Henry Cartier Bresson

Em À propos de Paris, livro do francês Henri Cartier-Bresson, talvez o mais icônico fotógrafo de todos os tempos, lemos: “Fotografia não é nada! É a vida que me interessa!”. A frase resume muita coisa entre o ato de viver e o de fotografar.

As duas questões se entrelaçam, trasnformando-se no registro fotográfico da existência, entendendo por isso a documentação dos mais simples atos, das pessoas mais comuns, em seus lugares igualmente corriqueiros, o que nos leva diretamente aos cafés parisienses, tão bem registrados por tantos fotógrafos.

O próprio título desse livro exemplar já traz certa simplicidade, na intimidade do autor com a cidade em que morou por décadas. Apesar de ter nascido em Chanteloup-en-Brie, em agosto de 1908 e ter morrido em Montjustin, no mesmo mês, 96 anos depois, Paris sempre foi representada por seu trabalho, e nele, seus cafés.

Poderíamos então, tratar as imagens nos cafés como simples, pois nada mais prosaico do que sentar e tomar a bebida em uma mesa na calçada.
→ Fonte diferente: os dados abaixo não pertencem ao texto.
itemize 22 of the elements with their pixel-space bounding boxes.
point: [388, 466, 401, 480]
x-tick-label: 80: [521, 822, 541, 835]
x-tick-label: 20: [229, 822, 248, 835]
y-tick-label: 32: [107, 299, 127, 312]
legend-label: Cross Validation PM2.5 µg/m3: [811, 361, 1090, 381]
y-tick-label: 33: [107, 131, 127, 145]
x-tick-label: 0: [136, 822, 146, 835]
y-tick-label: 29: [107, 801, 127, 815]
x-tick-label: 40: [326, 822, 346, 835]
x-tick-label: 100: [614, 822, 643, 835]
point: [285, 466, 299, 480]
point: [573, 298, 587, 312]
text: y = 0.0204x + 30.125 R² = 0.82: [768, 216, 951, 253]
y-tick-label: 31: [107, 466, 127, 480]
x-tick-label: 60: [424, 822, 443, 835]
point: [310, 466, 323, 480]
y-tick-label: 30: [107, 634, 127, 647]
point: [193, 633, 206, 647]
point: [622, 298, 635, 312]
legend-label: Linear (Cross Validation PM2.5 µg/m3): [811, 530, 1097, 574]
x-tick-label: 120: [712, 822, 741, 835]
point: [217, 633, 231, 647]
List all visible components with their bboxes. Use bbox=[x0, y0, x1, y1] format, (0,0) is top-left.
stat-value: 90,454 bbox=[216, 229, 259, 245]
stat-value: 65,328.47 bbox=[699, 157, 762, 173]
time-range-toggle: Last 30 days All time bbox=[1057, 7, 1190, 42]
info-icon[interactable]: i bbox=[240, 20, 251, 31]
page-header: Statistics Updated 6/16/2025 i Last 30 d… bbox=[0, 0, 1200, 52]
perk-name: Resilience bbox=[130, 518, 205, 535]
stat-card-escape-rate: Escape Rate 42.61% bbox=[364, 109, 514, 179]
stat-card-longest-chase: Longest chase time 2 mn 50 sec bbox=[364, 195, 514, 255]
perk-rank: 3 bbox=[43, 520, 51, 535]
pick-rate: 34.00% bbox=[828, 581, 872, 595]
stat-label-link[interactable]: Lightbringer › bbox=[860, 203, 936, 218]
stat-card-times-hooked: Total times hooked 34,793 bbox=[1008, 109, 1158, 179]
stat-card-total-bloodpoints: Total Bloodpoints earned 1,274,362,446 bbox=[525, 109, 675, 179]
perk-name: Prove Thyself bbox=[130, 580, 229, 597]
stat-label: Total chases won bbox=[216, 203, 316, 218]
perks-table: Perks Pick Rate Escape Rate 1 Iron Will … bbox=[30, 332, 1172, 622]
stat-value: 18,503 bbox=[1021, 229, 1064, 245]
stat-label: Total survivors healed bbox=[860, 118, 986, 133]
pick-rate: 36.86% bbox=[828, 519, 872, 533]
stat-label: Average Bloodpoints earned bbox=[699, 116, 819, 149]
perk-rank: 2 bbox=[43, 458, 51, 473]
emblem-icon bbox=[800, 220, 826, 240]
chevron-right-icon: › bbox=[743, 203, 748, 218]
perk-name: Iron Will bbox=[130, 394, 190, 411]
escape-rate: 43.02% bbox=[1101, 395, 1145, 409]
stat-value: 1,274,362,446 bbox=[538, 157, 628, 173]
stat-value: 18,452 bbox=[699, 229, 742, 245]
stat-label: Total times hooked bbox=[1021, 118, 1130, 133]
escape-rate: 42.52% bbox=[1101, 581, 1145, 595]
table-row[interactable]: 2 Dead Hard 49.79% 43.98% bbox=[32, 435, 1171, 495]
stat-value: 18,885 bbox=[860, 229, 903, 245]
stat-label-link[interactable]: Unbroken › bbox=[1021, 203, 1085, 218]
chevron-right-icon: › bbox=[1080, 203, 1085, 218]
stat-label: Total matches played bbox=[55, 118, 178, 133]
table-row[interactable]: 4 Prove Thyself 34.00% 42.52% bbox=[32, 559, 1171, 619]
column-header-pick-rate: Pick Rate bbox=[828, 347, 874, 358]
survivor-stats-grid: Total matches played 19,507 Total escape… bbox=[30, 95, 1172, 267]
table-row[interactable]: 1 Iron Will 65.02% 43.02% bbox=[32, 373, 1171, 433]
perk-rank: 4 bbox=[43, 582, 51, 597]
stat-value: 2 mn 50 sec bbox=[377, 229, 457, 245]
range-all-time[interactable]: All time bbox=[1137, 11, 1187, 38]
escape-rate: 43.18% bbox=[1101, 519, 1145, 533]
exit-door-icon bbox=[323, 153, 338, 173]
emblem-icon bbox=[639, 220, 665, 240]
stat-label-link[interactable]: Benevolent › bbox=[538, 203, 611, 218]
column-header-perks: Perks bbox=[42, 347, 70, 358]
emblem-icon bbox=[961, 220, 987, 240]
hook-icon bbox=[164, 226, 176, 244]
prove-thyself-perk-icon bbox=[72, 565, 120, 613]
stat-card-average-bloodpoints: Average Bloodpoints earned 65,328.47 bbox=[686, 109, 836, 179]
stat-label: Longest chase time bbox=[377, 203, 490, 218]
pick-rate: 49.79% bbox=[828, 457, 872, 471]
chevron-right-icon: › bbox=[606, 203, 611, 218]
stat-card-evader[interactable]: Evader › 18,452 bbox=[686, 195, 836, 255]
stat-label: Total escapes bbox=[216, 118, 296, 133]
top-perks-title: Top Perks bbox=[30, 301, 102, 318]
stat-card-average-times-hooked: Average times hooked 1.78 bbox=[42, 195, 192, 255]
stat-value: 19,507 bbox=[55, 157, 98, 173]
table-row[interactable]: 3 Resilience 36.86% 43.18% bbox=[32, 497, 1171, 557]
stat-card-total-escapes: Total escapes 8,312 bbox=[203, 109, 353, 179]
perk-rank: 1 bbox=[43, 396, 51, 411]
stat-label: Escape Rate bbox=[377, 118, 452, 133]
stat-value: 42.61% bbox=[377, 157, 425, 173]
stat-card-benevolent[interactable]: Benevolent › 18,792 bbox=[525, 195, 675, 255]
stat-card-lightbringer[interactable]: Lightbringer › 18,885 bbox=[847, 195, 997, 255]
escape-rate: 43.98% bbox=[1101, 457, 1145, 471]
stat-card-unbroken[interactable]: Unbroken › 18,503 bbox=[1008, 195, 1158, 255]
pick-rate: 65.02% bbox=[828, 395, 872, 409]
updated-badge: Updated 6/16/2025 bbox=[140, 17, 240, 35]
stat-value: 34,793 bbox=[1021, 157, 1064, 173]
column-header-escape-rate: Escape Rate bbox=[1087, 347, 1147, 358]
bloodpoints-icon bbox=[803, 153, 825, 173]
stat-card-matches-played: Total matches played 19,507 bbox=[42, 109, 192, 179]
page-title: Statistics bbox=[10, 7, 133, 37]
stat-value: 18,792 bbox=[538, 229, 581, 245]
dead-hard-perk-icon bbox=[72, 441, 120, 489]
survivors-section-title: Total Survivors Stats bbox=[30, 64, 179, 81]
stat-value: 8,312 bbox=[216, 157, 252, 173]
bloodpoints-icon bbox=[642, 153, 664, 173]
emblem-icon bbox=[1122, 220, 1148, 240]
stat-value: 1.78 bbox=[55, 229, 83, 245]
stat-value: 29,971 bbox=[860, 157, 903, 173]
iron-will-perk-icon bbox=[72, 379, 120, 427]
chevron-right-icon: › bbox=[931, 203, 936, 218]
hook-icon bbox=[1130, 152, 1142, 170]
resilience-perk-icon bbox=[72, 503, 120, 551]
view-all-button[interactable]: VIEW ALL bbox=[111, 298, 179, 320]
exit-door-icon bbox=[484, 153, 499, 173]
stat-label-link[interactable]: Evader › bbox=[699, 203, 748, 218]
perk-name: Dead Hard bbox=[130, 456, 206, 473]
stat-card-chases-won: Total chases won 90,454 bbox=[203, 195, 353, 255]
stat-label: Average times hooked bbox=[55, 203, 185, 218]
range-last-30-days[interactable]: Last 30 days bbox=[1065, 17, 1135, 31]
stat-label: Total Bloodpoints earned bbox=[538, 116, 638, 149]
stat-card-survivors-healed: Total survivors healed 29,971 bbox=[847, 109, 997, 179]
Nem tanto, quando nos referimos a H.C-B (como o fotógrafo gostava de assinar) afinal, neles o fotógrafo encontrava André Pieyre de Mandiargues ou André Breton, apenas para ficar nos surrealistas franceses, entre outros intelectuais ou artistas como o malaguenho Pablo Picasso e o suíço Alberto Giacometti.

À propos de Paris, publicado em 1994 na França e em 1998 nos Estados Unidos, traz um percurso deste autor genial pela vida parisiense em diferentes anos, como a igreja de Notre Dame, fotografada em 1953; o Arco do Triunfo, um anos depois; o Louvre visto da Rue de Rivoli, onde o próprio mantinha seu apartamento; ou La Defense, já em 1971.

Também homenageia certos amigos como o escultor Giacometti, em uma imagem de 1961; o fotógrafo americano Richard Avedon, igualmente genial como ele, fotografado em 1951, durante um evento da revista Harper’s Bazaar, ou o então garoto Michel Gabriel, segurando duas garrafas de vinho Magnum em 1952, sorridente pela Rue Mouffetard, uma de suas mais conhecidas imagens.

Ao todo 131 imagens produzidas em Paris, nos intervalos de seus cafés, ou sentado neles. Aqueles cafés em que ele flagra o casal se beijando sobre a mesa; a jovem mulher de minissaia sendo observada pela senhora mais velha enquanto lê seu jornal; e por que não? O próprio H.C-B flagrado pelo fotógrafo turco Ara Guler, a desgustar uma larga taça do venerado líquido extraído da rubiácea.